Ensemble Threshold Calibration for Stable Sensitivity Control
John N. Daras
TL;DR
This paper tackles exact recall calibration for large-scale geospatial entity matching under skewed score distributions. It introduces a TPU-friendly end-to-end pipeline combining an equigrid CSR-based filter, a one-shot neural ranker, and a deterministic XXHASH-based decile sampler to create a reproducible calibration set. Four threshold rules (Clopper–Pearson, Jeffreys, Wilson, and exact quantile) are fused via inverse-variance weighting, and aggregated across nine independent subsamples to sharply reduce recall variance; the final threshold is chosen as the minimum across subsamples. Empirical results on four cadastral datasets demonstrate recall targets are met with sub-percent variability and modest calibration overhead, with end-to-end runtimes under 4 minutes on a single TPU v3 core and total end-to-end times under approximately 80 minutes for large-scale runs. The approach offers robust, scalable recall calibration with practical verification costs for large-scale spatial matching tasks.
Abstract
Precise recall control is critical in large-scale spatial conflation and entity-matching tasks, where missing even a few true matches can break downstream analytics, while excessive manual review inflates cost. Classical confidence-interval cuts such as Clopper-Pearson or Wilson provide lower bounds on recall, but they routinely overshoot the target by several percentage points and exhibit high run-to-run variance under skewed score distributions. We present an end-to-end framework that achieves exact recall with sub-percent variance over tens of millions of geometry pairs, while remaining TPU-friendly. Our pipeline starts with an equigrid bounding-box filter and compressed sparse row (CSR) candidate representation, reducing pair enumeration by two orders of magnitude.
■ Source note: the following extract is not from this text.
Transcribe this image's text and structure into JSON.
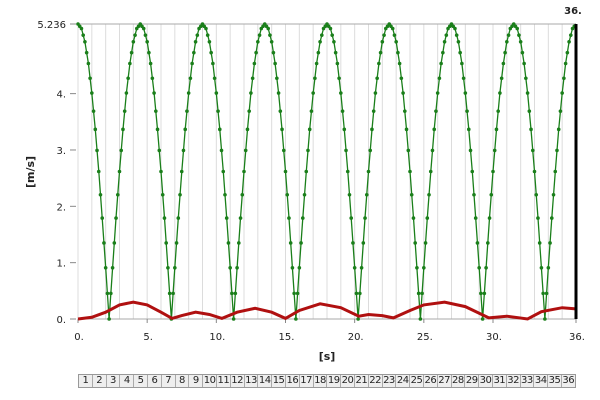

A deterministic xxHash bootstrap sample trains a lightweight neural ranker; its scores are propagated to all remaining pairs via a single forward pass and used to construct a reproducible, score-decile-stratified calibration set. Four complementary threshold estimators - Clopper-Pearson, Jeffreys, Wilson, and an exact quantile - are aggregated via inverse-variance weighting, then fused across nine independent subsamples. This ensemble reduces threshold variance compared to any single method. Evaluated on two real cadastral datasets (approximately 6.31M and 67.34M pairs), our approach consistently hits a recall target within a small error, decreases redundant verifications relative to other calibrations, and runs end-to-end on a single TPU v3 core.